Anestis n'était pas sûr que Sandy plaisante ou non. Il sentait le vieux serrement dans sa poitrine, sa réticence habituelle. L'idée que Sandy soit son gendre n'était pas désagréable, mais sa fille... Anestis ne connaissait pas assez Sandy pour ça. De toute façon, une fille doit choisir pour elle-même, et comme elle n'a pas choisi pendant toutes ces années, elle n'est pas prête de le faire maintenant.

"Elle vient en été", dit Anestis. "Mais elle ne reste pas longtemps."

"C'est parti", dit Sandy en souriant. "Maintenant que j'ai le trhandiri, j'ai l'intention de passer autant de temps que possible ici."

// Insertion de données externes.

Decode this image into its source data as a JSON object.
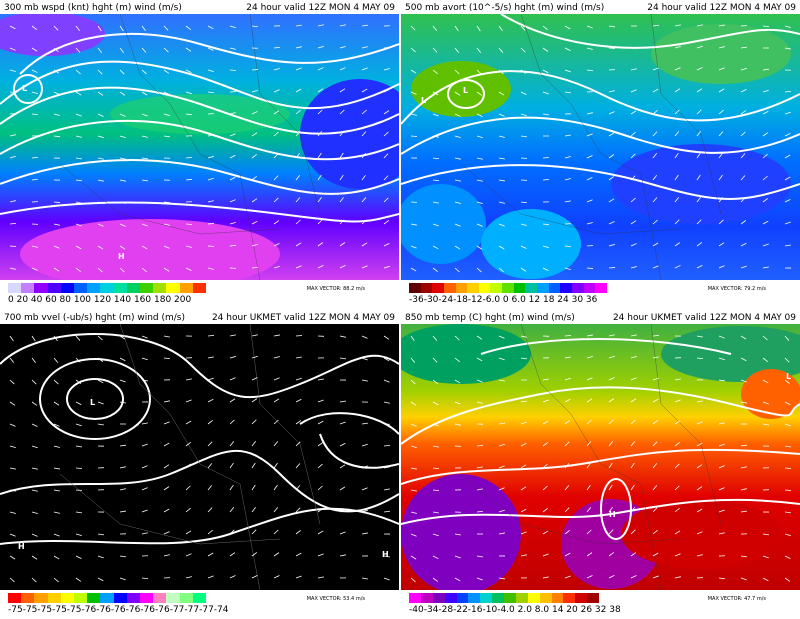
{
  "panels": [
    {
      "title": "300 mb wspd (knt) hght (m) wind (m/s)",
      "valid": "24 hour  valid 12Z MON  4 MAY 09",
      "max_vector": "MAX VECTOR:  88.2 m/s",
      "colorbar_ticks": "0  20  40  60  80 100 120 140 160 180 200",
      "colors": [
        "#d7d7ff",
        "#c080ff",
        "#9000ff",
        "#5000ff",
        "#0000ff",
        "#0060ff",
        "#00a0ff",
        "#00d0e0",
        "#00e0a0",
        "#00d060",
        "#40d000",
        "#a0e000",
        "#ffff00",
        "#ffa000",
        "#ff3000"
      ],
      "labels": {
        "h1": "H",
        "l1": "L"
      }
    },
    {
      "title": "500 mb avort (10^-5/s) hght (m) wind (m/s)",
      "valid": "24 hour  valid 12Z MON  4 MAY 09",
      "max_vector": "MAX VECTOR:  79.2 m/s",
      "colorbar_ticks": "-36-30-24-18-12-6.0 0 6.0 12  18  24 30 36",
      "colors": [
        "#600000",
        "#a00000",
        "#e00000",
        "#ff6000",
        "#ffa000",
        "#ffd000",
        "#ffff00",
        "#c0ff00",
        "#60e000",
        "#00c000",
        "#00c0a0",
        "#00a0ff",
        "#0060ff",
        "#2000ff",
        "#8000ff",
        "#c000ff",
        "#ff00ff"
      ],
      "labels": {
        "l1": "L",
        "l2": "L"
      }
    },
    {
      "title": "700 mb vvel (-ub/s) hght (m) wind (m/s)",
      "valid": "24 hour UKMET  valid 12Z MON  4 MAY 09",
      "max_vector": "MAX VECTOR:  53.4 m/s",
      "colorbar_ticks": "-75-75-75-75-75-76-76-76-76-76-76-77-77-77-74",
      "colors": [
        "#ff0000",
        "#ff6000",
        "#ffa000",
        "#ffd000",
        "#ffff00",
        "#c0ff00",
        "#00c000",
        "#00a0ff",
        "#0000ff",
        "#8000ff",
        "#ff00ff",
        "#ff80c0",
        "#c0ffc0",
        "#80ff80",
        "#00ff80"
      ],
      "labels": {
        "l1": "L",
        "h1": "H",
        "h2": "H"
      }
    },
    {
      "title": "850 mb temp (C) hght (m) wind (m/s)",
      "valid": "24 hour UKMET  valid 12Z MON  4 MAY 09",
      "max_vector": "MAX VECTOR:  47.7 m/s",
      "colorbar_ticks": "-40-34-28-22-16-10-4.0 2.0 8.0 14 20 26 32 38",
      "colors": [
        "#ff00ff",
        "#c000c0",
        "#8000c0",
        "#4000ff",
        "#0040ff",
        "#0090ff",
        "#00d0d0",
        "#00c060",
        "#40c000",
        "#a0d000",
        "#ffff00",
        "#ffc000",
        "#ff8000",
        "#ff3000",
        "#d00000",
        "#a00000"
      ],
      "labels": {
        "h1": "H",
        "l1": "L"
      }
    }
  ]
}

Anestis n'a pas répondu. Il voulait voir comment Sandy s'occuperait d'Orea Eleftheria. On ne comprend combien une personne aime vraiment quelque chose qu'après l'avoir acquis, jamais avant. Si Sandy s'occupait correctement d'Eleftheria le tréhandiri, alors peut-être, l'été prochain, ils pourraient tous se retrouver pour un ouzo sur cette même plage. Tout ce qui pouvait retenir Eleftheria la fille à Patmos pendant plus d'une semaine valait la peine d'être tenté.

 

Traduit du grec original par l'auteur et dédié à son père, qui navigue désormais librement sur les mers célestes.

Nektaria Anastasiadou est la lauréate 2019 du Zografeios Agon, un prix littéraire en langue grecque fondé à Constantinople au XIXe siècle. Son premier roman, A Recipe for Daphne (Hoopoe Fiction/AUCPress), a été sélectionné pour le Runciman Award 2022, a figuré sur la liste longue du Dublin Literary Award 2022 et a été finaliste avec une mention honorable pour le Eric Hoffer Book Award 2022. Son deuxième roman, écrit en grec d'Istanbul, a été publié par Papadopoulos en 2023. Anastasiadou parle le grec, le turc, l'anglais, le français, l'espagnol et l'italien. Elle travaille actuellement sur un roman historique.

AthènesPêcheursGrècevie insulairePatmos

Laissez un commentaire

Votre adresse électronique ne sera pas publiée. Les champs obligatoires sont marqués d'un *.